The old boy knew something, more than Mamet does. The DailyKos has tons of traffic, but the price they pay in understanding is obvious. I will now raise you with H.L. Mencken, who knew something about attracting audiences. From his preface to A MENCKEN CHRESTOMATHY:

"Let them [critics who objected to the word CHRESTOMATHY] continue to recreate themselves with whodunits and leave my vocabulary and me to my own customers, who have all been to school."


Let the trap swing.

Sincerely yours,
Gregory Koster

Posted by: Gregory Koster at March 27, 2010 10:35 PM

Interesting. Alas, I'm not a writer, I mostly just make blog comments, and I'm not sure how that relates to writing for TV.

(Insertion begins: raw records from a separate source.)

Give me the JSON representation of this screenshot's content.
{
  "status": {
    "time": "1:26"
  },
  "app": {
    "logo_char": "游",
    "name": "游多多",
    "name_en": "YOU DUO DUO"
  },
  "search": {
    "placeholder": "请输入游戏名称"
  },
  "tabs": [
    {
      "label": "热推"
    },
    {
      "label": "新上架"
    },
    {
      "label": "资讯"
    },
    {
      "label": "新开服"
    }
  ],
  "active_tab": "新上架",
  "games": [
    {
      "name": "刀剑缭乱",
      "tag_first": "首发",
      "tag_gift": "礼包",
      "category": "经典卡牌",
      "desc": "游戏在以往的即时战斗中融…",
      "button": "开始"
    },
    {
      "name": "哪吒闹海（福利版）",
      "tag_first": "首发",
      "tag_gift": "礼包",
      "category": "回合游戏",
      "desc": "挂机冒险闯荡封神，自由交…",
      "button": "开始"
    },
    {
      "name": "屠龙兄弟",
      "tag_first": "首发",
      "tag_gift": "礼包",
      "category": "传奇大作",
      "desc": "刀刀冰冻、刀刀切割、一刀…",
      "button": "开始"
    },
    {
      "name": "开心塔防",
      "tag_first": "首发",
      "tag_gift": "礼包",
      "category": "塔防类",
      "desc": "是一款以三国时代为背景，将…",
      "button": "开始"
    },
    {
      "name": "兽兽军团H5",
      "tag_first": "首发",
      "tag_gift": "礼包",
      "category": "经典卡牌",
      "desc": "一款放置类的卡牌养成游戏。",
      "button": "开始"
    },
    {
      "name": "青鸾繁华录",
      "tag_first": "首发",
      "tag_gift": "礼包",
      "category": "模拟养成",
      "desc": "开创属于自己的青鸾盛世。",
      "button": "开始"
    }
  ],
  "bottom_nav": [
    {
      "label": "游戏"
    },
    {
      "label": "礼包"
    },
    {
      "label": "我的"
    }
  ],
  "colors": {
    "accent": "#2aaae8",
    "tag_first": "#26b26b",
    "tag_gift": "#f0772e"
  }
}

I'll try to keep Mamet's advice in mind, though.

Posted by: rickl at March 28, 2010 12:11 AM

And oddly enough, I find The Unit unbearable to sit through yet I can watch reruns of NCIS indefinitely and often shout at the TV "that's genius storytelling."

Posted by: bonny kate at March 28, 2010 7:43 AM

Drama is when a character, on an ordinary day, turns a corner and meets face to face with a conflict that pressurizes and transforms him and makes it impossible for him to ever unturn that corner. At the end, he is elsewhere.

The audience goes there with him. In the greatest of dramas, they can never unturn that corner either.

Posted by: Martin McPhillips at March 28, 2010 8:16 AM

Tonto not realizing that the Lone Ranger had disguised himself as a pool table, racked his balls.


Posted by: toad at March 28, 2010 10:28 AM

Blah, blah, blah. Horace gave writers the perfect advice for success thousands of years ago. It still works, but few take heed.

Omne tulit punctum qui miscuit utile dulci, lectorem delectando pariterque monendo.

Posted by: Helen RW at March 28, 2010 8:42 PM


Here, I'll do the dirty work:

"He wins every hand who mingles profit with pleasure, by delighting and instructing the reader at the same time."

Posted by: vanderleun at March 28, 2010 9:43 PM

I am so going to steal this idea.

I have started my own blog recently. It's emphasis is on work I do in kitchen design and remodeling. This little part of the internets could definitely use some Mametfication in its posts and comments. Everybody is so nice to each other. This has to stop in the interest of driving traffic.

If you go take a look, you will see that the thefts have already begun.

Posted by: Mike at March 29, 2010 6:50 AM

As I said at your shop: "Go for it. Attitude pays off more than gratitude or giving kitchen designers latitude with platitude."

Posted by: vanderleun at March 29, 2010 11:18 AM

One respondent here positions NCIS at the top of the mountain. He's kidding, right?

Having watched every episode of Bones and Criminal Minds three times I have lately moved to Law & Order, which shifts mid-episode from formulaic to ADA Sam Waterston, who doesn't always get his way or his man.

Of course I only watch this because I can't find The Gong Show. Did they take it off the air? When did that happen?

Posted by: Terry at March 29, 2010 12:02 PM

Great piece - though I do find it depressing that I seem to violate every one of its directives. Alas and alack. Thanks for posting it.